UFC fighter Antonio Trocoli won big in the 2025 World Series of Poker’s Colossus tournament earlier this week, earning $122,330 after a buy-in of just $500 among a field of 16,300 players. Trocoli said “it was a very difficult tournament” that required a lot of patience, but the private classes he’s had with former WSOP winners paid off.

“That was the biggest hit of my career,” Trocoli told MMA Fighting. “I’ve had other prizes before in Brazilian real, like R$48,000 (approx. $8,600 USD), but not that much in dollars, right? Especially in the Colossus, the biggest field in WSOP. … Who doesn’t want to turn $500 into $500,000? This tournament pays a lot for the value [of the buy-in]. I had the dream and made it to the final.. It was incredible. There are many Brazilians playing this for a long time and never made it to the final table at the Colossus. It’s a historic feat.”

Trocoli’s girlfriend Mackenzie Dern, a top-ranked strawweight in the UFC, was also in the tournament. She started enjoying poker watching Trocoli play online, and has had success in celebrity tournaments before, but lost early this time.

“I have to be more serious, like he does,” Dern told MMA Fighting. “He’s all focused in there, listening to his music, glasses. I go in there to win, but not that serious. He’s much more serious than I am.”

“She’s more loose in there,” Trocoli said. “You know, she’s a top 5 in the UFC, I’m not, so her money is 10 times higher [laughs]. I go in there with short money so I have to hold tight.”

Colossus paid a total of $542,540 to the winner, Courtenay Williams. Trocoli now focuses on entering the Millionaire Maker, a WSOP tournament scheduled for June 18. With a buy-in of $1,500, it pays the winner over $2 million—Trocoli will earn around $600,000 if he also finishes sixth in that tournament, for example.

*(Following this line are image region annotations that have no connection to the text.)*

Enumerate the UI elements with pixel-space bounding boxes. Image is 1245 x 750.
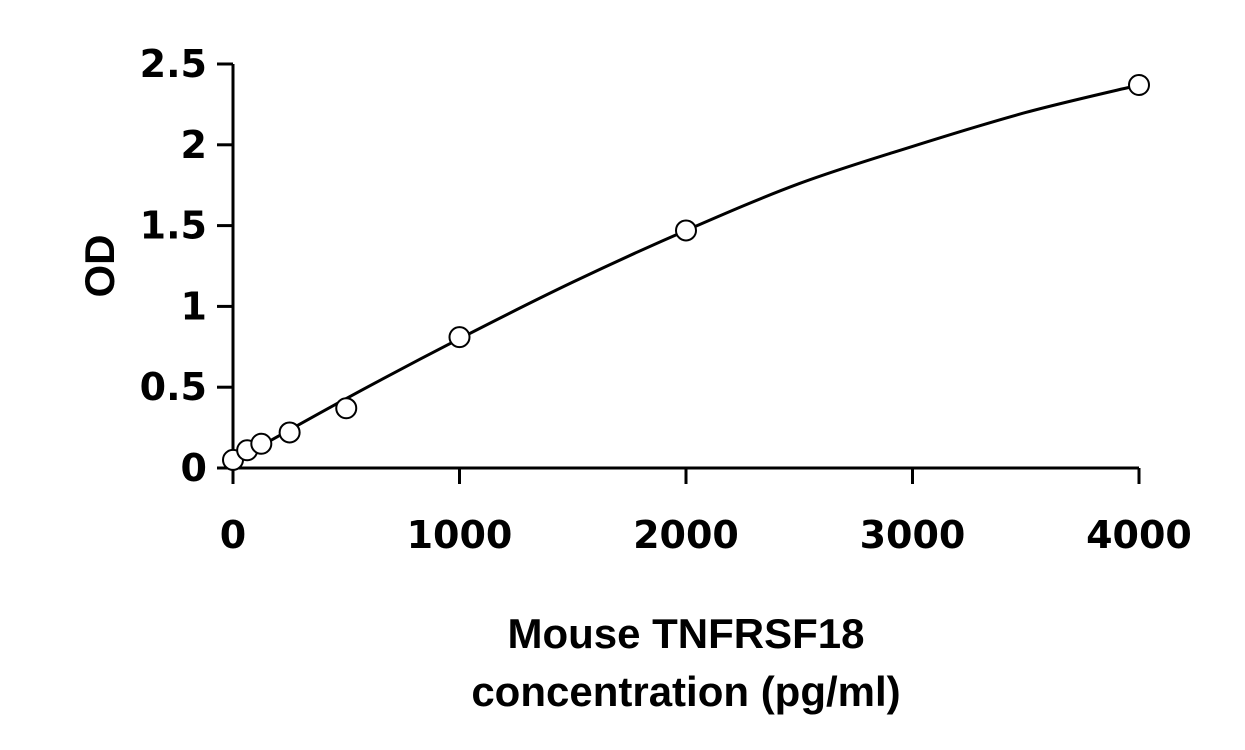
y-tick-label: 1 <box>181 284 207 328</box>
x-tick-label: 1000 <box>407 513 513 557</box>
ticks: 0 0.5 1 1.5 2 2.5 0 1000 2000 3000 4000 <box>140 42 1192 557</box>
data-points <box>222 74 1150 471</box>
y-tick-label: 2.5 <box>140 42 207 86</box>
data-point <box>448 326 471 349</box>
x-axis-title-line-2: concentration (pg/ml) <box>471 668 900 715</box>
y-tick-label: 0 <box>181 446 207 490</box>
y-axis-title: OD <box>76 235 123 298</box>
axes <box>231 64 1139 470</box>
y-tick-label: 2 <box>181 123 207 167</box>
x-axis-title-line-1: Mouse TNFRSF18 <box>507 610 864 657</box>
x-tick-label: 4000 <box>1086 513 1192 557</box>
fit-curve <box>232 83 1140 463</box>
y-tick-label: 1.5 <box>140 204 207 248</box>
data-point <box>675 219 697 242</box>
data-point <box>335 397 358 420</box>
data-point <box>1128 74 1150 97</box>
x-tick-label: 0 <box>220 513 246 557</box>
data-point <box>278 421 301 444</box>
y-tick-label: 0.5 <box>140 365 207 409</box>
x-tick-label: 2000 <box>633 513 739 557</box>
x-tick-label: 3000 <box>860 513 966 557</box>
data-point <box>250 432 273 455</box>
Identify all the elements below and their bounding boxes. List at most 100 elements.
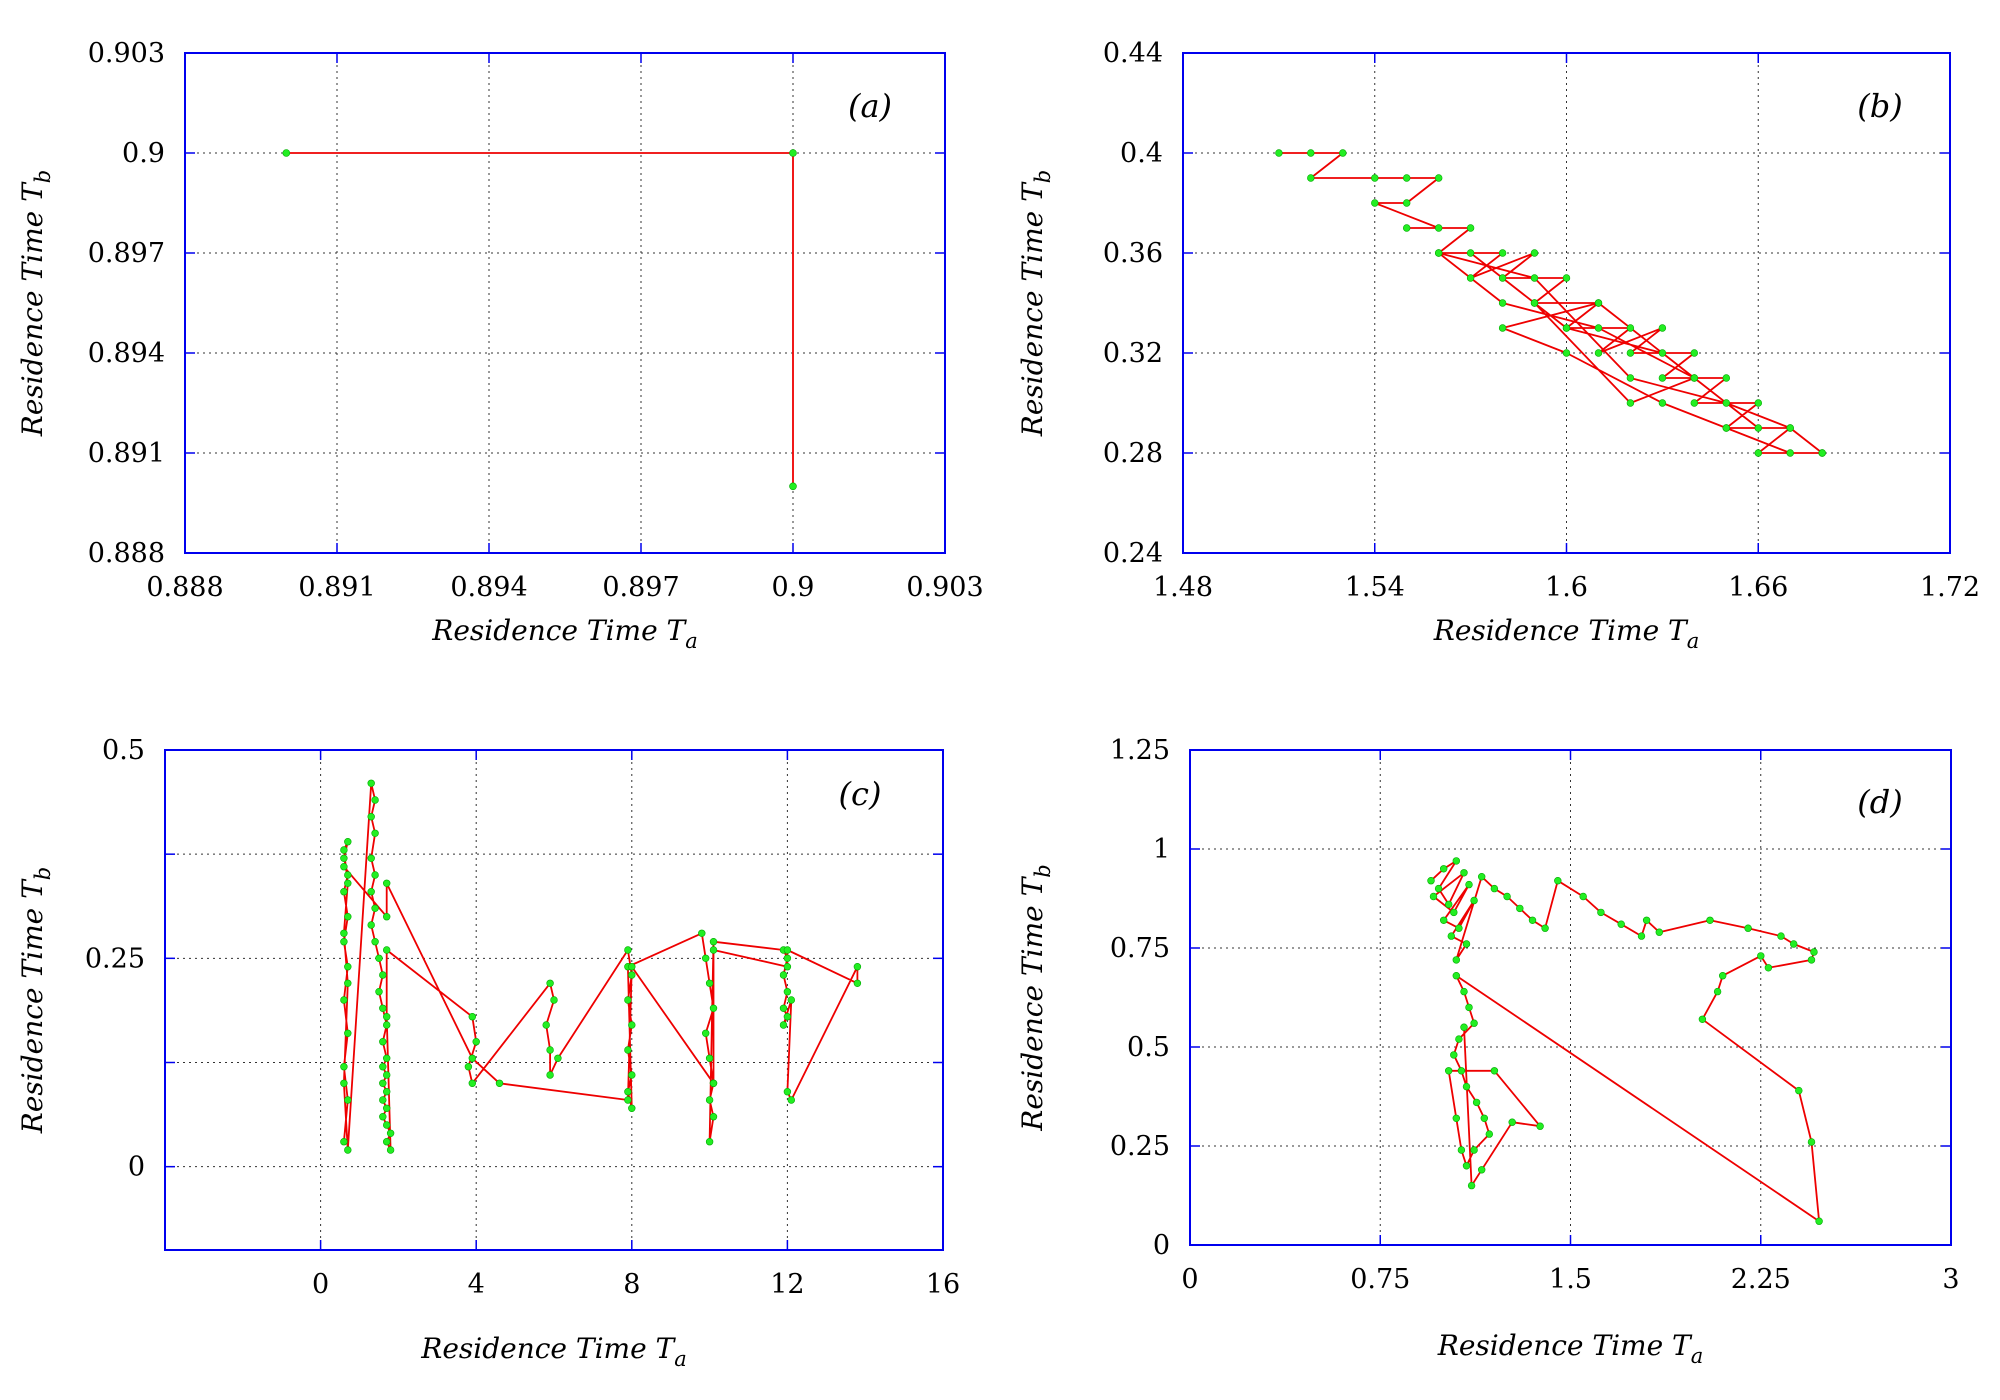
x-tick-label: 0.75 [1350,1264,1410,1295]
data-point [1594,324,1603,332]
data-point [1490,884,1499,893]
data-point [546,1046,554,1054]
data-point [705,1096,714,1104]
y-tick-label: 0 [1153,1230,1170,1261]
data-point [1757,952,1765,960]
data-point [1462,940,1471,948]
data-point [1530,299,1539,307]
data-point [383,1087,391,1096]
data-point [779,1004,788,1012]
data-point [1818,449,1826,457]
data-point [783,1087,792,1096]
points-a [282,149,797,491]
data-point [783,946,792,954]
x-axis-label-c: Residence Time Ta [420,1332,687,1371]
data-point [1503,892,1511,901]
data-point [1626,399,1635,407]
data-point [1655,928,1664,936]
plot-frame-a [184,52,946,554]
data-point [1658,324,1667,332]
data-point [1722,374,1731,382]
x-tick-label: 12 [770,1269,804,1300]
data-point [383,946,391,954]
data-point [1744,924,1752,932]
y-tick-label: 0.32 [1103,338,1163,369]
data-point [1466,224,1475,232]
y-tick-label: 0.4 [1120,138,1163,169]
y-axis-label-d: Residence Time Tb [1016,864,1055,1131]
data-point [624,1046,632,1054]
y-tick-label: 1 [1153,834,1170,865]
data-point [375,987,383,996]
data-point [1815,1217,1823,1225]
data-point [1452,956,1461,964]
data-point [1594,349,1603,357]
data-point [1402,224,1411,232]
data-point [1402,174,1411,182]
x-tick-label: 0.903 [906,572,983,603]
data-point [709,1112,718,1121]
data-point [1444,900,1453,909]
data-point [779,971,788,979]
data-point [624,1087,632,1096]
data-point [371,796,379,804]
x-tick-label: 0.9 [772,572,815,603]
data-point [787,996,795,1004]
data-point [1439,916,1448,924]
data-point [1470,1019,1478,1027]
data-point [383,1121,391,1129]
data-point [1617,920,1625,928]
x-tick-label: 0 [1181,1264,1198,1295]
data-point [779,1021,788,1029]
data-point [1807,956,1816,964]
data-point [472,1037,480,1046]
y-tick-label: 0.5 [1127,1032,1170,1063]
data-point [1450,1051,1458,1059]
data-point [1477,872,1486,881]
data-point [628,962,636,971]
data-point [1722,424,1731,432]
data-point [1455,1035,1463,1043]
data-point [1466,249,1475,257]
data-point [705,1137,714,1146]
data-point [1690,349,1699,357]
data-point [1530,249,1539,257]
x-tick-label: 1.5 [1549,1264,1592,1295]
data-point [344,879,352,887]
data-point [1789,940,1798,948]
grid-a [185,53,945,553]
data-point [386,1129,395,1138]
data-point [367,854,375,862]
data-point [701,954,710,962]
panel-c: 0 4 8 12 16 0 0.25 0.5 (c) Residence Time Ta Resid… [16,735,960,1371]
y-tick-label: 0.891 [88,438,165,469]
data-point [624,996,632,1004]
data-point [340,1062,348,1071]
data-point [344,1029,352,1038]
data-point [1447,932,1456,940]
data-point [1452,857,1461,865]
data-point [1457,1146,1466,1154]
data-point [367,887,375,896]
data-point [1460,869,1468,877]
y-tick-label: 0 [128,1152,145,1183]
data-point [1626,349,1635,357]
data-point [853,962,862,971]
data-point [550,996,558,1004]
data-point [1516,904,1524,913]
data-point [787,1096,795,1104]
data-point [1764,964,1773,972]
trajectory-line-d [1430,860,1820,1223]
data-point [340,846,348,854]
ticks-c: 0 4 8 12 16 0 0.25 0.5 [85,735,960,1300]
data-point [464,1062,473,1071]
data-point [1434,224,1443,232]
points-b [1275,149,1826,457]
y-tick-label: 0.25 [1110,1131,1170,1162]
x-tick-label: 16 [926,1269,960,1300]
x-tick-label: 2.25 [1731,1264,1791,1295]
data-point [783,954,792,962]
data-point [1450,908,1458,917]
data-point [1754,424,1763,432]
data-point [1637,932,1646,940]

Trocoli is getting better as a poker player, but that doesn’t mean he’s walking away from the UFC. The 34-year-old is 0-2 in the promotion with losses to Shara Magomedov—a match he took on less than a week’s notice—and Tresean Gore, and was forced out of a middleweight clash with Mansur Abdul-Malik this past February due to a back injury.

He hopes to be back inside the octagon in August, but sees a future where he’s a poker player—and Navy seal—after he’s done fighting.

“It doesn’t add up. When you compare the two, getting punched in the face or making money sitting on a chair?” Trocoli said. “I won’t stop training because I love staying in shape, I like to feel fine, but making money in a few hours, brother, there’s no comparison. We fight because we like it. Look, we fight 15 or 16 times in Brazil to make R$500, sometimes not even make anything, just to get to the UFC and start making something. We’re in this sport because we love this shit. We’re crazy, and we do love this.

“MMA is good, but you have to stop your life for two months and prepare to fight and break yourself for something that isn’t even that much. When you win a bonus, cool, but I don’t know. Today I don’t have that… It’s not because I won [at WSOP] or because I got to such a high prize, but I was already thinking about this. … I’m not that excited [about MMA] anymore. I had this injury and my back is kind of bad, fragile. I still want to be successful at both [MMA and poker] simultaneously. But I also have the desire to do only poker because like it or not, I’ve made more money in poker than fighting. It’s stupid if I don’t choose to live off poker after fighting.”